Our pastor is preaching through Psalms right now and he has reminded us, several times, that we ought to pray as David did. I was thinking of this today as I was struggling to get my words out in prayer to the Lord. I kept distracting myself with other things. There was so much on my mind, so many emotions at trying to push themselves to the forefront, that I just kept shutting down, finding it "easier" to just think about something else rather than lay out all those jumbled thoughts and words for the only One who can truly make sense of them all, and help me to do the same.
In that same moment, I realized that I do this often, and that I often have a wrong view of prayer. I realized that I have often approached prayer with this idea that I need to have this neatly packaged presentation of my desires, my thanks, my anxieties, my concerns, to bring to the Lord, not one word out of place, not one struggling sentence. In thinking about David today, though, I realized that is so far removed from truth, and it's taking my dependence on the Lord completely out of the equation ---- and my dependence on the Lord is exactly what prayer reminds me of.
David processed his emotions at the feet of the Lord. He began prayers in a devastated, heart-wrenching, "Lord, where are you?" type of way so often, but as he continued to pray he would remind himself of truth, recalling to his mind the character of the Lord, the faithfulness of Him, and he would find joy there! His deepest desires and most intimate thoughts spilled out of his mouth, cast before the One that knew those thoughts before he even recognized them.
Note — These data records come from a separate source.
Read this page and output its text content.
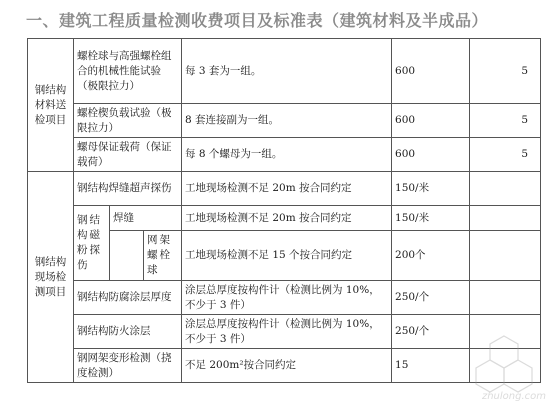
一、建筑工程质量检测收费项目及标准表（建筑材料及半成品）
钢结构材料送检项目	螺栓球与高强螺栓组合的机械性能试验（极限拉力）			每 3 套为一组。	600	5
	螺栓楔负载试验（极限拉力）			8 套连接副为一组。	600	5
	螺母保证载荷（保证载荷）			每 8 个螺母为一组。	600	5
钢结构现场检测项目	钢结构焊缝超声探伤			工地现场检测不足 20m 按合同约定	150/米	
	钢结构磁粉探伤	焊缝		工地现场检测不足 20m 按合同约定	150/米	
			网架螺栓球	工地现场检测不足 15 个按合同约定	200个	
	钢结构防腐涂层厚度			涂层总厚度按构件计（检测比例为 10%，不少于 3 件）	250/个	
	钢结构防火涂层			涂层总厚度按构件计（检测比例为 10%，不少于 3 件）	250/个	
	钢网架变形检测（挠度检测）			不足 200m²按合同约定	15	
zhulong.com
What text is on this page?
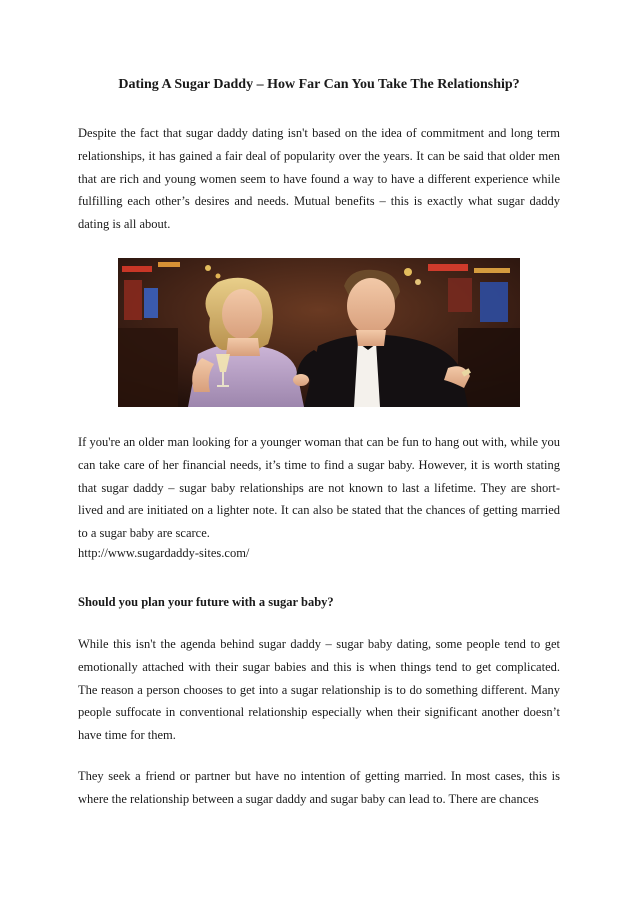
Dating A Sugar Daddy – How Far Can You Take The Relationship?

Despite the fact that sugar daddy dating isn't based on the idea of commitment and long term relationships, it has gained a fair deal of popularity over the years. It can be said that older men that are rich and young women seem to have found a way to have a different experience while fulfilling each other’s desires and needs. Mutual benefits – this is exactly what sugar daddy dating is all about.

If you're an older man looking for a younger woman that can be fun to hang out with, while you can take care of her financial needs, it’s time to find a sugar baby. However, it is worth stating that sugar daddy – sugar baby relationships are not known to last a lifetime. They are short-lived and are initiated on a lighter note. It can also be stated that the chances of getting married to a sugar baby are scarce.

http://www.sugardaddy-sites.com/
Should you plan your future with a sugar baby?

While this isn't the agenda behind sugar daddy – sugar baby dating, some people tend to get emotionally attached with their sugar babies and this is when things tend to get complicated. The reason a person chooses to get into a sugar relationship is to do something different. Many people suffocate in conventional relationship especially when their significant another doesn’t have time for them.

They seek a friend or partner but have no intention of getting married. In most cases, this is where the relationship between a sugar daddy and sugar baby can lead to. There are chances
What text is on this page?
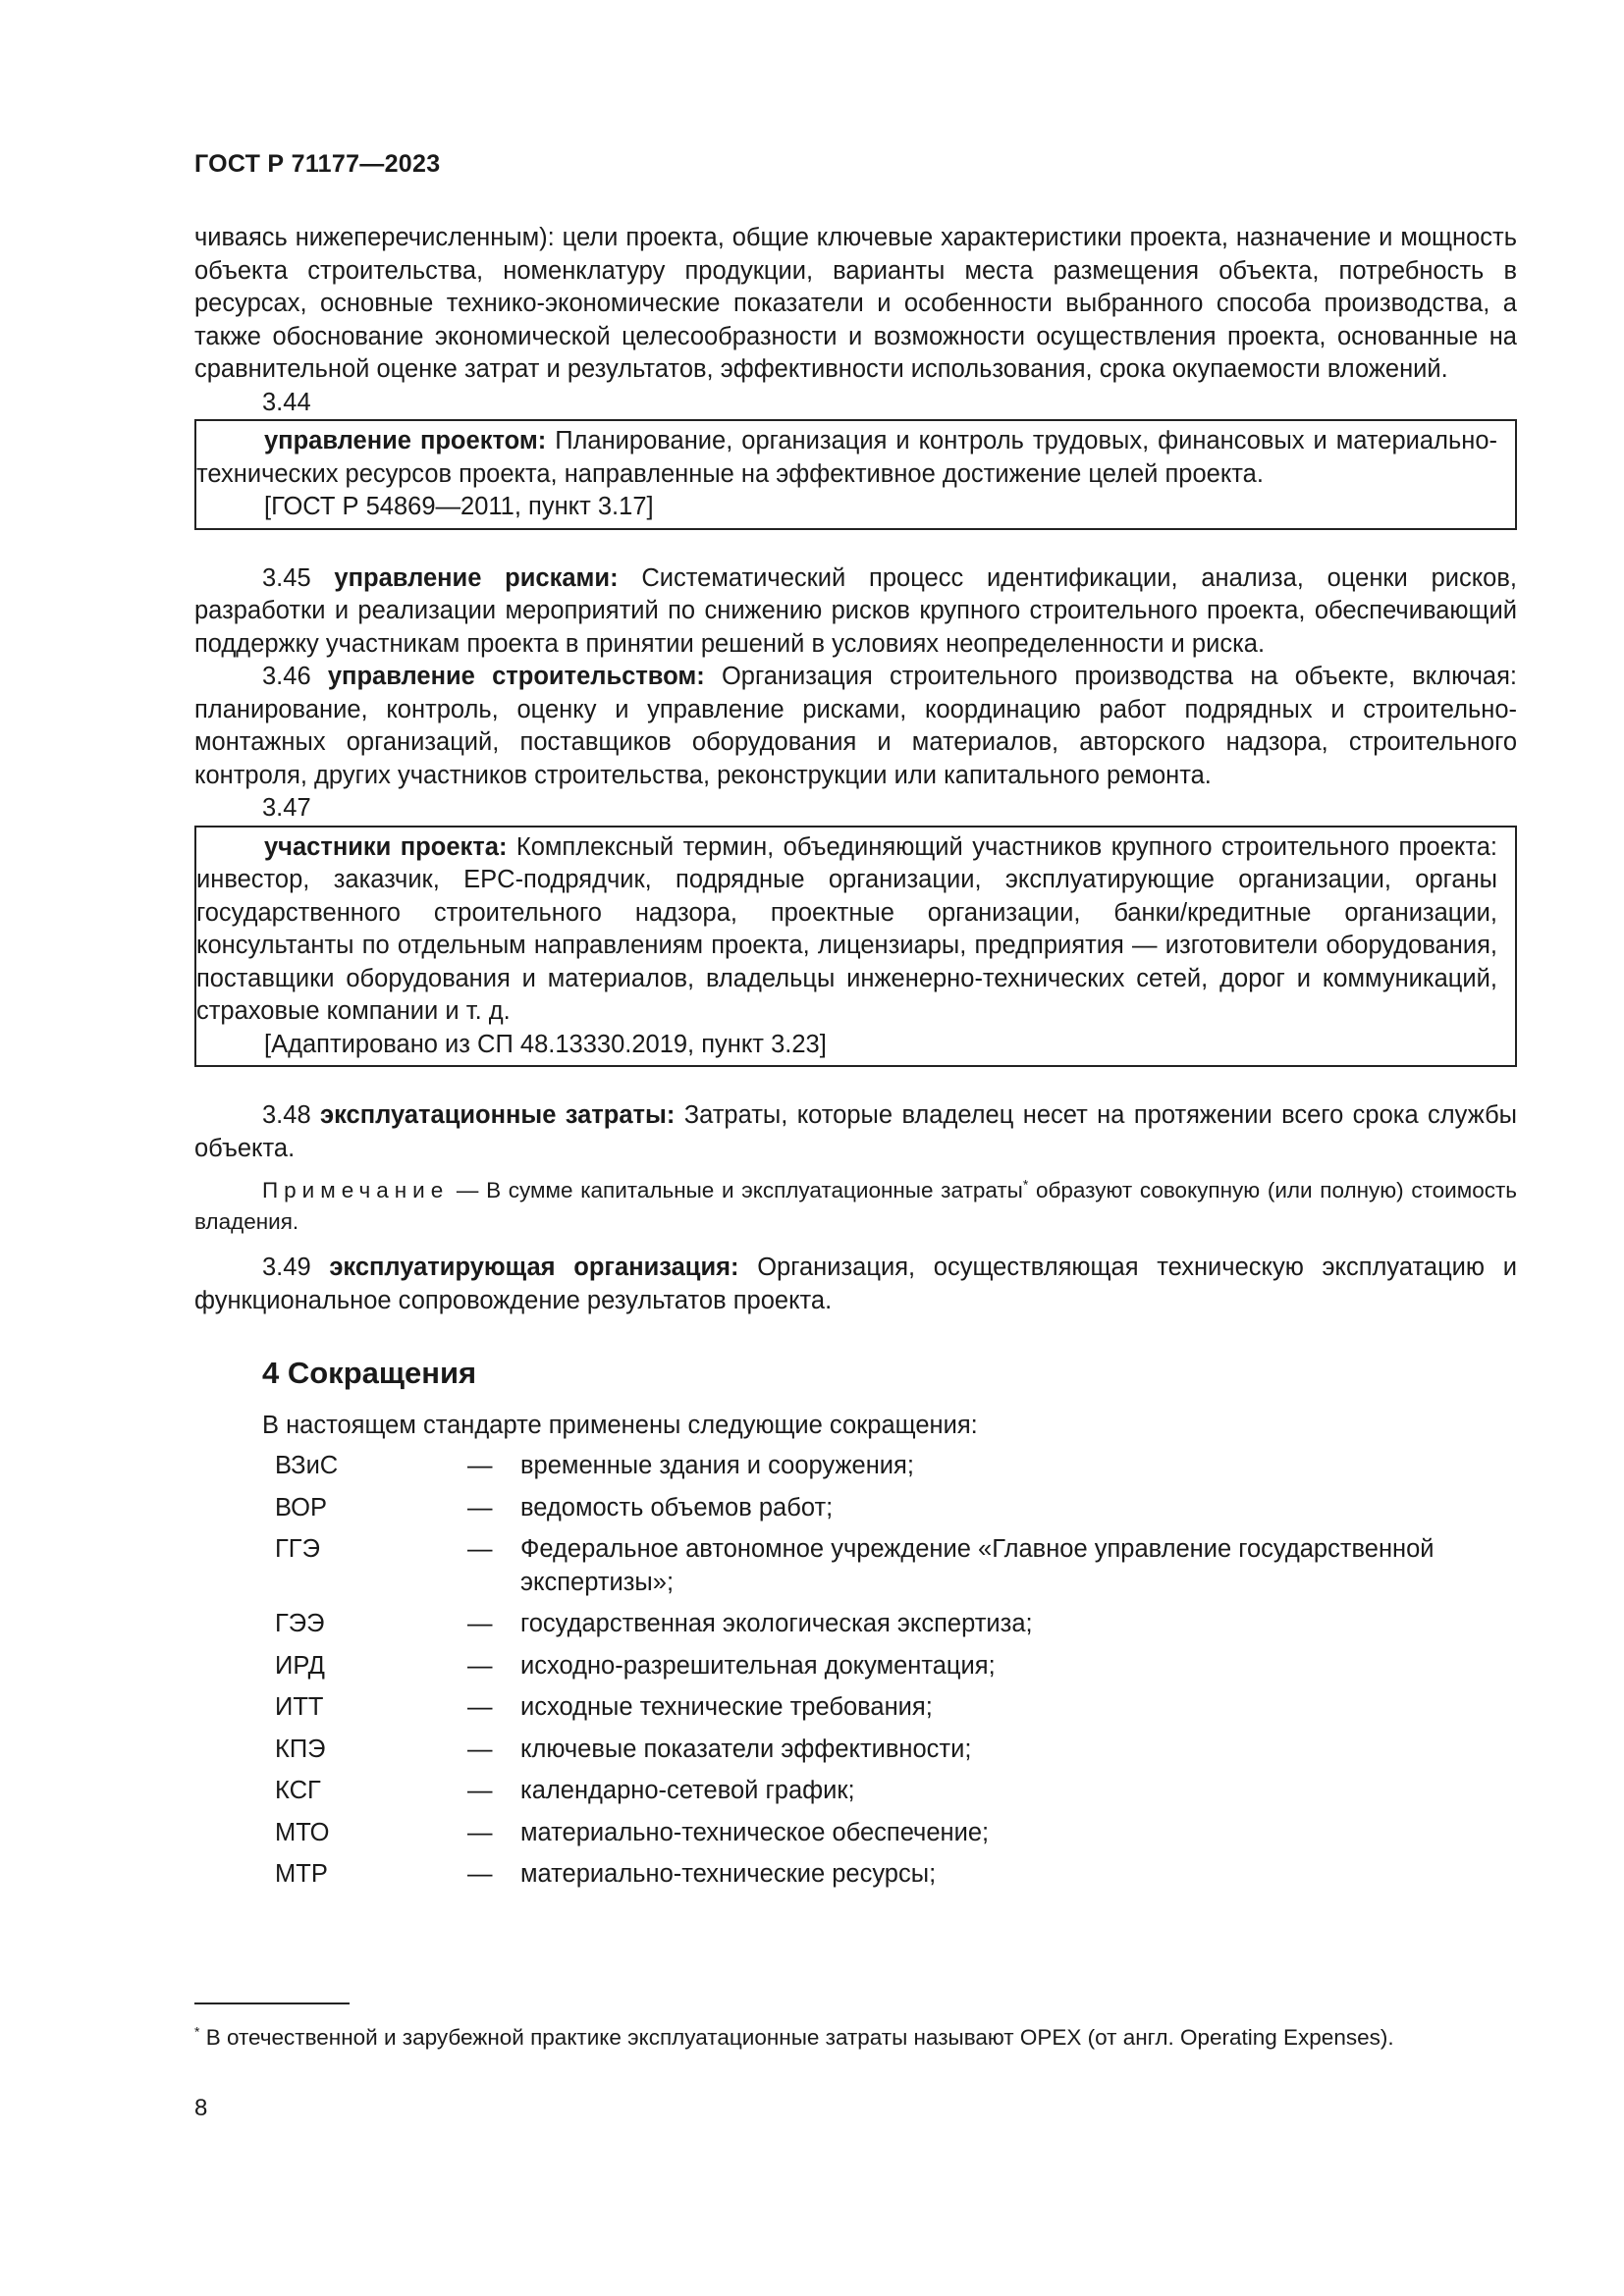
ГОСТ Р 71177—2023

чиваясь нижеперечисленным): цели проекта, общие ключевые характеристики проекта, назначение и мощность объекта строительства, номенклатуру продукции, варианты места размещения объекта, потребность в ресурсах, основные технико-экономические показатели и особенности выбранного способа производства, а также обоснование экономической целесообразности и возможности осуществления проекта, основанные на сравнительной оценке затрат и результатов, эффективности использования, срока окупаемости вложений.

3.44

управление проектом: Планирование, организация и контроль трудовых, финансовых и материально-технических ресурсов проекта, направленные на эффективное достижение целей проекта.

[ГОСТ Р 54869—2011, пункт 3.17]

3.45 управление рисками: Систематический процесс идентификации, анализа, оценки рисков, разработки и реализации мероприятий по снижению рисков крупного строительного проекта, обеспечивающий поддержку участникам проекта в принятии решений в условиях неопределенности и риска.

3.46 управление строительством: Организация строительного производства на объекте, включая: планирование, контроль, оценку и управление рисками, координацию работ подрядных и строительно-монтажных организаций, поставщиков оборудования и материалов, авторского надзора, строительного контроля, других участников строительства, реконструкции или капитального ремонта.

3.47

участники проекта: Комплексный термин, объединяющий участников крупного строительного проекта: инвестор, заказчик, EPC-подрядчик, подрядные организации, эксплуатирующие организации, органы государственного строительного надзора, проектные организации, банки/кредитные организации, консультанты по отдельным направлениям проекта, лицензиары, предприятия — изготовители оборудования, поставщики оборудования и материалов, владельцы инженерно-технических сетей, дорог и коммуникаций, страховые компании и т. д.

[Адаптировано из СП 48.13330.2019, пункт 3.23]

3.48 эксплуатационные затраты: Затраты, которые владелец несет на протяжении всего срока службы объекта.

Примечание — В сумме капитальные и эксплуатационные затраты* образуют совокупную (или полную) стоимость владения.

3.49 эксплуатирующая организация: Организация, осуществляющая техническую эксплуатацию и функциональное сопровождение результатов проекта.

4 Сокращения

В настоящем стандарте применены следующие сокращения:

ВЗиС	—	временные здания и сооружения;
ВОР	—	ведомость объемов работ;
ГГЭ	—	Федеральное автономное учреждение «Главное управление государственной экспертизы»;
ГЭЭ	—	государственная экологическая экспертиза;
ИРД	—	исходно-разрешительная документация;
ИТТ	—	исходные технические требования;
КПЭ	—	ключевые показатели эффективности;
КСГ	—	календарно-сетевой график;
МТО	—	материально-техническое обеспечение;
МТР	—	материально-технические ресурсы;

* В отечественной и зарубежной практике эксплуатационные затраты называют OPEX (от англ. Operating Expenses).

8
Reading his prayers now is like reading someone's journal. And instead of just writing them down on pages to look over years later and think, "hmmmm, that was a rough/exciting/emotional season of my life," he brought them to the Savior who he knew cared for him most, knew him best, and was perfectly sovereign in His handling of David's life.
Before a word is on my tongue, our God knows it. He is the dearest, best, wisest, most loving, fully sovereign confidante. I don't want the pages of my journal to be the first place I put these jumbled thoughts into words, and especially not the only place. I want to pray like David did, pouring out my soul, my disorganized thoughts, my struggling heart, my sinful reactions, and ask the Lord to help me sort through them, to help me leave them at the foot of the cross, and to help me live in the sweet, liberating freedom of His truth.